After the boot kernel provides the functions used to load tiddlers, the rest of the TiddlyWiki application is loaded as modules. A module is a tiddler which has the type application/javascript and contains CommonJS compatible JavaScript code. This means a single module provides its public structures and functions in a variable called export. Other modules can obtain these structures and functions by using a global require function.

var Widget = require("$:/core/modules/widgets/widget.js").widget;
// ...
ButtonWidget.prototype = new Widget();

In most cases these module tiddlers are packed into a plug-in.
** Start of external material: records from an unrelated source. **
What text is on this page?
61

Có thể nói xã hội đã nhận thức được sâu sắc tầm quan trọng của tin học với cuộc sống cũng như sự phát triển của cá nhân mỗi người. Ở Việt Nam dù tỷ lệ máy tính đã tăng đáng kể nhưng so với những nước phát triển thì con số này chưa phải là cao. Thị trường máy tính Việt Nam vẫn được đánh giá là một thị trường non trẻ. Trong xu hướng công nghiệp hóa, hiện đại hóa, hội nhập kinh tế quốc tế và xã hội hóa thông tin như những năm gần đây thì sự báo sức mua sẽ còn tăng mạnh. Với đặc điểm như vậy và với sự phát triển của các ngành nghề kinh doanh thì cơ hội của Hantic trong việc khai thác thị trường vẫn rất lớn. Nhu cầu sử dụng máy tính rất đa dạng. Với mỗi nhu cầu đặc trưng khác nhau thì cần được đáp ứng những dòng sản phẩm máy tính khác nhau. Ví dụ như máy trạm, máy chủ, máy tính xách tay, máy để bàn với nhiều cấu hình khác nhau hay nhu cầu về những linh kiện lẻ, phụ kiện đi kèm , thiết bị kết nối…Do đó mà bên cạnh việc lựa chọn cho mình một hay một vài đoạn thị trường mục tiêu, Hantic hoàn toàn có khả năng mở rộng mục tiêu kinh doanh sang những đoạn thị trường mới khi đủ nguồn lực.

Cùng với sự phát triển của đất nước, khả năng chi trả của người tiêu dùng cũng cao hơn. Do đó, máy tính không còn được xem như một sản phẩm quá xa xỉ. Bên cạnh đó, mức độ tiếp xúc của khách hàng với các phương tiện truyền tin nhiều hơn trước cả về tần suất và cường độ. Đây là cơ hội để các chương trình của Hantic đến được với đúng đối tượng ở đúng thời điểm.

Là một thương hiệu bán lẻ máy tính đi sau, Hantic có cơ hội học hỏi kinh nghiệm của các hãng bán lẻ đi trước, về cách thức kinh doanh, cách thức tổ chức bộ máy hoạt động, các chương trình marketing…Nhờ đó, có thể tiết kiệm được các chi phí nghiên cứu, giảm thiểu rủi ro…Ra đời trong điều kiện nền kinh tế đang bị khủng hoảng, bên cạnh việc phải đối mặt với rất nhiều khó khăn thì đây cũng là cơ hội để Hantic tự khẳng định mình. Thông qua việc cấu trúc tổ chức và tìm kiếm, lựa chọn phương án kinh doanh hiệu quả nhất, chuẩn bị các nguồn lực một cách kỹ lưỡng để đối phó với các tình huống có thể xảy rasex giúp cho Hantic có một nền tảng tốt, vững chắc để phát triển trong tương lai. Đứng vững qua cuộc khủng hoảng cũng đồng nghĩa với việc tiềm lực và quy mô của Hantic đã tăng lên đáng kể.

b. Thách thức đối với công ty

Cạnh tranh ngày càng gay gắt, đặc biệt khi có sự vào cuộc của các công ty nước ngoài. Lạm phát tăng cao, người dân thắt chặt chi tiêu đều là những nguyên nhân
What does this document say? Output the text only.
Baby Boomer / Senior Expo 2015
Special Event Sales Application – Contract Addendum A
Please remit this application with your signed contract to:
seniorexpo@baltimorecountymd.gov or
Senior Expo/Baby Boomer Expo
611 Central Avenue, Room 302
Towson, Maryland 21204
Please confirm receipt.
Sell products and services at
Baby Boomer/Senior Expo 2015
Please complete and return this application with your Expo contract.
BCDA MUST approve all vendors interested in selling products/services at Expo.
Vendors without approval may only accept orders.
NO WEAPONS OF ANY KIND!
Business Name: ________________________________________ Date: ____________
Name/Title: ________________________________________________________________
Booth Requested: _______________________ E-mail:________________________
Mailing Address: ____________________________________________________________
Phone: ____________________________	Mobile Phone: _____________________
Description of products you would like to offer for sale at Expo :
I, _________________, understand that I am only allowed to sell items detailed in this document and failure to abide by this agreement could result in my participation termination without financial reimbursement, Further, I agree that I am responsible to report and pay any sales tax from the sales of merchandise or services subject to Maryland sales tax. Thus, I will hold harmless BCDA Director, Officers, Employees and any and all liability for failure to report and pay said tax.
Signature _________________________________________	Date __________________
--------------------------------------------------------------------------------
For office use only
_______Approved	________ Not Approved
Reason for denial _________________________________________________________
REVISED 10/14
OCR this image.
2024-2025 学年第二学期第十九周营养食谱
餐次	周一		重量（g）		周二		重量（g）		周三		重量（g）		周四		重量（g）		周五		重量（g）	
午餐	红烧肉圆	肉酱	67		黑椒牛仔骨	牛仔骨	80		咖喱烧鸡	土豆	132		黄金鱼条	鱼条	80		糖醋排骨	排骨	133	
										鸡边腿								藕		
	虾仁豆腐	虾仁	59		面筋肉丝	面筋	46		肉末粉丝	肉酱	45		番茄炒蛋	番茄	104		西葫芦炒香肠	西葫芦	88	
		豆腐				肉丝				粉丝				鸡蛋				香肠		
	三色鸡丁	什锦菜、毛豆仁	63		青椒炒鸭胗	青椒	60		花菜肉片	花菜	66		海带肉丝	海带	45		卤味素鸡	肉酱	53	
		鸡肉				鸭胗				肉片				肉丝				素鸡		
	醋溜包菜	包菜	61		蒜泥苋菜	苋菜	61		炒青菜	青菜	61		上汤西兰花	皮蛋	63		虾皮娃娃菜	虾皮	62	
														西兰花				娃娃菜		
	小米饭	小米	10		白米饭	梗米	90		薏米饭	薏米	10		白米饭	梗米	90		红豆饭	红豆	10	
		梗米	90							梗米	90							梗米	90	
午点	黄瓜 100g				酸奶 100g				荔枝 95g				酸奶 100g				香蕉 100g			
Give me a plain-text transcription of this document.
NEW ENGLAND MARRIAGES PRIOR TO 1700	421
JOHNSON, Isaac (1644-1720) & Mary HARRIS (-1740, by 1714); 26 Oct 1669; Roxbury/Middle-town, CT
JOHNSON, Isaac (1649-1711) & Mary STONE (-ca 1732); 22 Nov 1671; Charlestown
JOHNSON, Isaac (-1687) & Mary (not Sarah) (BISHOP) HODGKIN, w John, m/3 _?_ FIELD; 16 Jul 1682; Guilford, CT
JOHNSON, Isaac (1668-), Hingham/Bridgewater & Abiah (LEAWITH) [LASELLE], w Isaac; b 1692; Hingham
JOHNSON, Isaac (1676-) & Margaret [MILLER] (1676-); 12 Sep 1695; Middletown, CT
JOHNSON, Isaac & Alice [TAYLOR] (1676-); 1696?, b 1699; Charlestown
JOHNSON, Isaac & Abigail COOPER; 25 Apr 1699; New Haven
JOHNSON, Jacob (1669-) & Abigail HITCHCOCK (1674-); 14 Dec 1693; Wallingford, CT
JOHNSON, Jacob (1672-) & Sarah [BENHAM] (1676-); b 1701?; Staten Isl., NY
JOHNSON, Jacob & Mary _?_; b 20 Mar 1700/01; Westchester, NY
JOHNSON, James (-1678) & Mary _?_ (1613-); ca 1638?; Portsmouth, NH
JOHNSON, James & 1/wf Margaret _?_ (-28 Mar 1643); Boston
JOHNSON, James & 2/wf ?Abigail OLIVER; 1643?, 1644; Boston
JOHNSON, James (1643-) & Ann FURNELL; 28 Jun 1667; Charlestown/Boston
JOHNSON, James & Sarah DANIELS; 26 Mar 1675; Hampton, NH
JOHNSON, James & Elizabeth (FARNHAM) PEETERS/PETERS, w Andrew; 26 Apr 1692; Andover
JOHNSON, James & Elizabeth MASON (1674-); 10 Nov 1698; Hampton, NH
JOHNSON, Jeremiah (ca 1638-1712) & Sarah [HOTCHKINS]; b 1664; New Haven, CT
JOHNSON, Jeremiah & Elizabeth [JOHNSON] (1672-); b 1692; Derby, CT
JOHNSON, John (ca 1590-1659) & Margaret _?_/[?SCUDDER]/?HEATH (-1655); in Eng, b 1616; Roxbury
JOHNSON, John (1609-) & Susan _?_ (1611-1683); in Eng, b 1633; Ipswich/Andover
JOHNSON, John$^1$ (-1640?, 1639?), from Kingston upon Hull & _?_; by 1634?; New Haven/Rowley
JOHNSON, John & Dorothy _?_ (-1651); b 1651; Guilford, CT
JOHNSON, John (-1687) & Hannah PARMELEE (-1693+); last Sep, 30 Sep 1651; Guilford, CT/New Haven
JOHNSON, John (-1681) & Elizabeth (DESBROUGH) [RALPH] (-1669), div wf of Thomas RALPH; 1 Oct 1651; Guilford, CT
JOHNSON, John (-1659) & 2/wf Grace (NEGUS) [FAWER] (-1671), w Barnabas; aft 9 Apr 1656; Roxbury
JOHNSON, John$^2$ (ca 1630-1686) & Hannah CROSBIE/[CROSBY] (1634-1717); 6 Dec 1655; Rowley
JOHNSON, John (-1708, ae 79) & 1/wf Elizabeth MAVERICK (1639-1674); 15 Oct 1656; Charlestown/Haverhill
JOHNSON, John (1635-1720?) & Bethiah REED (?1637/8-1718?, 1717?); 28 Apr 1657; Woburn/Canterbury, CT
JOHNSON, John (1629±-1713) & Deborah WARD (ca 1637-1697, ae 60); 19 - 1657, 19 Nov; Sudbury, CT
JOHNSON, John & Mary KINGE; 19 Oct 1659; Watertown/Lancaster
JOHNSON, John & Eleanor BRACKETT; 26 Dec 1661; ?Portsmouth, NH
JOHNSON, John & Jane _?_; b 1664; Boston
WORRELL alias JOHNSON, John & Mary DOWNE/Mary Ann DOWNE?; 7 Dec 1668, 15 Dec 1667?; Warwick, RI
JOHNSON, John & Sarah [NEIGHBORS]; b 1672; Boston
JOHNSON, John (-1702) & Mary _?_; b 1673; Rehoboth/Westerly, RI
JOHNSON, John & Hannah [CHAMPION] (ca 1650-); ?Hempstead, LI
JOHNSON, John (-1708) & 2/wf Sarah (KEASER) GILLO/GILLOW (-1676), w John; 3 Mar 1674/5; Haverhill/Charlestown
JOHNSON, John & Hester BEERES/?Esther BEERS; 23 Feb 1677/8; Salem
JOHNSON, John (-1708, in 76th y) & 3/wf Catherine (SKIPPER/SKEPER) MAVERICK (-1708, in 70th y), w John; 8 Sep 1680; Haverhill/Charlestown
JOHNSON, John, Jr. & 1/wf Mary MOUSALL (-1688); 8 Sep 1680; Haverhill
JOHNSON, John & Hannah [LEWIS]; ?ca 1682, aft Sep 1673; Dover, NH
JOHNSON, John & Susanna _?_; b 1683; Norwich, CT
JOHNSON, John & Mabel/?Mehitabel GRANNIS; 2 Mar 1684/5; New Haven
Following the "everything is a tiddler" concept, a plug-in is a tiddler, which contains a bunch of other tiddlers. These tiddlers are first converted into a JSON structure which then becomes the body of the plug-in tiddler. This is not restricted to module tiddlers. A plug-in can contain any tiddlers. This way a developer can put for example simple modules, widgets, UI parts written with WikiText, even new filter operators or extensions to the WikiText parser into a plug-in tiddler. In fact the whole TW core is provided as a single plug-in. Tiddlers provided in a plug-in are called shadow tiddlers and can not be edited. Instead, when trying to edit a shadow tiddler, a new tiddler with the same name is created which then "overrides" the shadow tiddler.

Instead of requiring a specific module directly, a module developer can specify the type of the module he is developing by setting the field "module-type" of the containing tiddler. For example, by providing a module-type of "saver", TiddlyWiki knows that this module implements a way of saving the whole wiki and when the user clicks on the save button, TiddlyWiki automaticly considers the provided module to save the current state.